Traditionally speaking, in museums, the material that would have been called ethnographic came from those countries outside Europe that were not seen as having ‘High Art’ or a ‘civilized’ culture. Such racist and derogatory terms unfortunately have historically gone hand in hand with museum ethnography. These ‘Exotic curiosities’ from ‘Savage nations’ were displayed alongside dioramas of natural history underlining the Victorian ideas of white supremacy and the social order of evolution.
Today many curators are starting to view ethnography as being a multi-discipline, movable feast which is better termed World Cultures or Human History. Ethnography can now be seen as integrating many more aspects of material culture including Oriental art, Middle Eastern societies, most applied art, and even some archaeology (especially South American). A simplistic view might be Ethnography as the social history of non-Western peoples. (Although this Euro-centric approach of looking at ‘the other’ may still seem an inherently biased one).
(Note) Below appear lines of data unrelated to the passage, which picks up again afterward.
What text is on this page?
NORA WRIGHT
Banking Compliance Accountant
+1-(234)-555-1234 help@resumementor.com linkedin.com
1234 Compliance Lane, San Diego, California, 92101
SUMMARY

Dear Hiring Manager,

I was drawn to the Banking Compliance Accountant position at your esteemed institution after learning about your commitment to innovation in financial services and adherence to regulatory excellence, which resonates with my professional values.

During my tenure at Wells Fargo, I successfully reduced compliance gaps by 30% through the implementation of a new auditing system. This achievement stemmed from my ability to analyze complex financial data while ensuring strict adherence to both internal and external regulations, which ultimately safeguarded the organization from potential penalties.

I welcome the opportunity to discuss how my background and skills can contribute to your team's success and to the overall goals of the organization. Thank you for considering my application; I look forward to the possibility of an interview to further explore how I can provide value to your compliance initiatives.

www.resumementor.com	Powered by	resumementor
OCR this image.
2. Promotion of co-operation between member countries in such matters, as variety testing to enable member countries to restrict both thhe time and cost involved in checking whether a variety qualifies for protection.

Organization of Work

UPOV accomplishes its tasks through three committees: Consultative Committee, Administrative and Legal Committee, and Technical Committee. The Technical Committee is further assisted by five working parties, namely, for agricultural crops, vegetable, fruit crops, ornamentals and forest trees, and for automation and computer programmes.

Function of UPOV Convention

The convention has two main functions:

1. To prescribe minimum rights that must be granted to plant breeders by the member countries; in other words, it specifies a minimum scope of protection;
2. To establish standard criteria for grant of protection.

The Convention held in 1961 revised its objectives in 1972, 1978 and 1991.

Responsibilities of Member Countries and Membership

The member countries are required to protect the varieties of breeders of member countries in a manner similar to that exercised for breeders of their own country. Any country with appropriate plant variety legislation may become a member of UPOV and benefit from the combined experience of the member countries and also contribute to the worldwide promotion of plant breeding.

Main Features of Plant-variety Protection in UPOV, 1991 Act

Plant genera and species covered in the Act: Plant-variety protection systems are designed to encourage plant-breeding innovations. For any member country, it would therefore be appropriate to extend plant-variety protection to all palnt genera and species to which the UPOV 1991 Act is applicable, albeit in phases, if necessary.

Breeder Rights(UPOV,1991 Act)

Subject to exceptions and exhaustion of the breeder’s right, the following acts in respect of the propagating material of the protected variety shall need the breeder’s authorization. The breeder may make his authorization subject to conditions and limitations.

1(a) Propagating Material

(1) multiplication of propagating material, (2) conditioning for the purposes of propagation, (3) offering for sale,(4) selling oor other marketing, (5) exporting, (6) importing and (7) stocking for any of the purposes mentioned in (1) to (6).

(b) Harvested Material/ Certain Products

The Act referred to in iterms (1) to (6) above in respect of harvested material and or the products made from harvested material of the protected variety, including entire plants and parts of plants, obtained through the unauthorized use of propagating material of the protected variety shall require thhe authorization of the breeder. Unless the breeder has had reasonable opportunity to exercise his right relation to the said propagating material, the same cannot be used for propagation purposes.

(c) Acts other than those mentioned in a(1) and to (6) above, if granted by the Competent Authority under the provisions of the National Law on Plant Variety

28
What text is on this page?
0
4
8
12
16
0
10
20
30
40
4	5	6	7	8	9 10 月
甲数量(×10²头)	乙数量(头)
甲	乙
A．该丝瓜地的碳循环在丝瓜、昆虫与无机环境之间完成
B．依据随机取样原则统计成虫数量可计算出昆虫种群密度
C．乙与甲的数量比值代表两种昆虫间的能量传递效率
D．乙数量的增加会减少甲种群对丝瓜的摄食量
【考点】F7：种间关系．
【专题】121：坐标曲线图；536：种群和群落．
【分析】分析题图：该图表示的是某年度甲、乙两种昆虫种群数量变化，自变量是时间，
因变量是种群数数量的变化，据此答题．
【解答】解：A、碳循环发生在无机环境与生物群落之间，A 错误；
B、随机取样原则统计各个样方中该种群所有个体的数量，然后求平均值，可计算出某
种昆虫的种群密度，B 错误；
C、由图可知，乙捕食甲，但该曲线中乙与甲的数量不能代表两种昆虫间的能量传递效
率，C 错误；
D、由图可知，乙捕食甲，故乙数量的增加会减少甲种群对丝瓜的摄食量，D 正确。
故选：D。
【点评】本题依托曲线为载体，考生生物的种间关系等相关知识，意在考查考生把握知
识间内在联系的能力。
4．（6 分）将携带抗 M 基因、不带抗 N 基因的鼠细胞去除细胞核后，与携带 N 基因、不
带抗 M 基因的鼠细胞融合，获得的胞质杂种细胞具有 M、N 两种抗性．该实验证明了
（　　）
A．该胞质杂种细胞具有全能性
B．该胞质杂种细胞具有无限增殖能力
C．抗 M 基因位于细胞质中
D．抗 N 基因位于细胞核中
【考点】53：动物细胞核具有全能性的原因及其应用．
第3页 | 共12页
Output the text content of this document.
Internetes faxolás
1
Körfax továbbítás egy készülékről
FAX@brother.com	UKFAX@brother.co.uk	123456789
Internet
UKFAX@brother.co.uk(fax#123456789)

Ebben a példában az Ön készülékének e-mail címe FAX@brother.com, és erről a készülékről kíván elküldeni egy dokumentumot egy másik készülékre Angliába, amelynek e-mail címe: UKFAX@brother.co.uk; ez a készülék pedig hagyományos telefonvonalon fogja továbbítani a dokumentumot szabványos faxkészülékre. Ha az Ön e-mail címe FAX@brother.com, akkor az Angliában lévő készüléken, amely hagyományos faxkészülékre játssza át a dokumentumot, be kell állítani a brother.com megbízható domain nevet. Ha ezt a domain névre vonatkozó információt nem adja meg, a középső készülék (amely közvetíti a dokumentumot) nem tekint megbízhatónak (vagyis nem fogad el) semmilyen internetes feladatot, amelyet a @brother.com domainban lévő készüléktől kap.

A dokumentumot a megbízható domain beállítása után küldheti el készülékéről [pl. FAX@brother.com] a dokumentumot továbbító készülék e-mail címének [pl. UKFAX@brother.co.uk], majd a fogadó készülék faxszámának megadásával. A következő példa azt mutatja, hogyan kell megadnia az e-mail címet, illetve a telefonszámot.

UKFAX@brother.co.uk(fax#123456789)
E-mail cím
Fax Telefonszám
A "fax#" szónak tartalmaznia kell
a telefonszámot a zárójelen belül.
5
Even with a move to a wider, more inclusive idea of ethnography, issues relating to how and where museums collected this material continue to dog the discipline. Colonial attitudes towards people and societies are no longer tolerable yet much of the material we work with was brought together at a time when ethical considerations were vastly different.
Undoubtedly there were those that stole, lied, and cheated material from their moral and legal owners in order to satisfy their desire for wealth and fame. However, many more objects are now in museums as a result of peaceful trade, friendly gifts, and lawful commercial transactions. The reason why ethnography today seems such an unknown quantity is in part due to the fact that until relatively recently many curators were very aware of this contentious history and tried to steer away from confronting such difficult issues head-on.
Debates over the continued stewardship of culturally important material (both of objects and human remains) are being held in the museum world internationally. Dialogues are being established with representatives of indigenous groups and those who are the current moral guardians of the cultures represented in ethnographic collections. It is hoped that through mutual respect and cooperation it will be possible to achieve the balance of celebrating world cultural diversity, through display and academic research, and protecting the rights of self-determination for those groups whose heritage we curate.
It is this spirit of communication and tolerance that is at the heart of the future of ethnographic collections in museums. Working with this material provides one of the clearest opportunities, here in the UK, to engage new and diverse audiences (especially, but not exclusively, those from ethnic minority backgrounds). We are lucky to have the opportunity to discuss ideas of equality and racism using objects associated with the cultural heritage of Black and Asian groups in Britain today. These historical perspectives are being added to by the development of contemporary collecting, and the inclusion of advisors and co-curators from related communities will no doubt increase the validity and enjoyment of ethnography for all.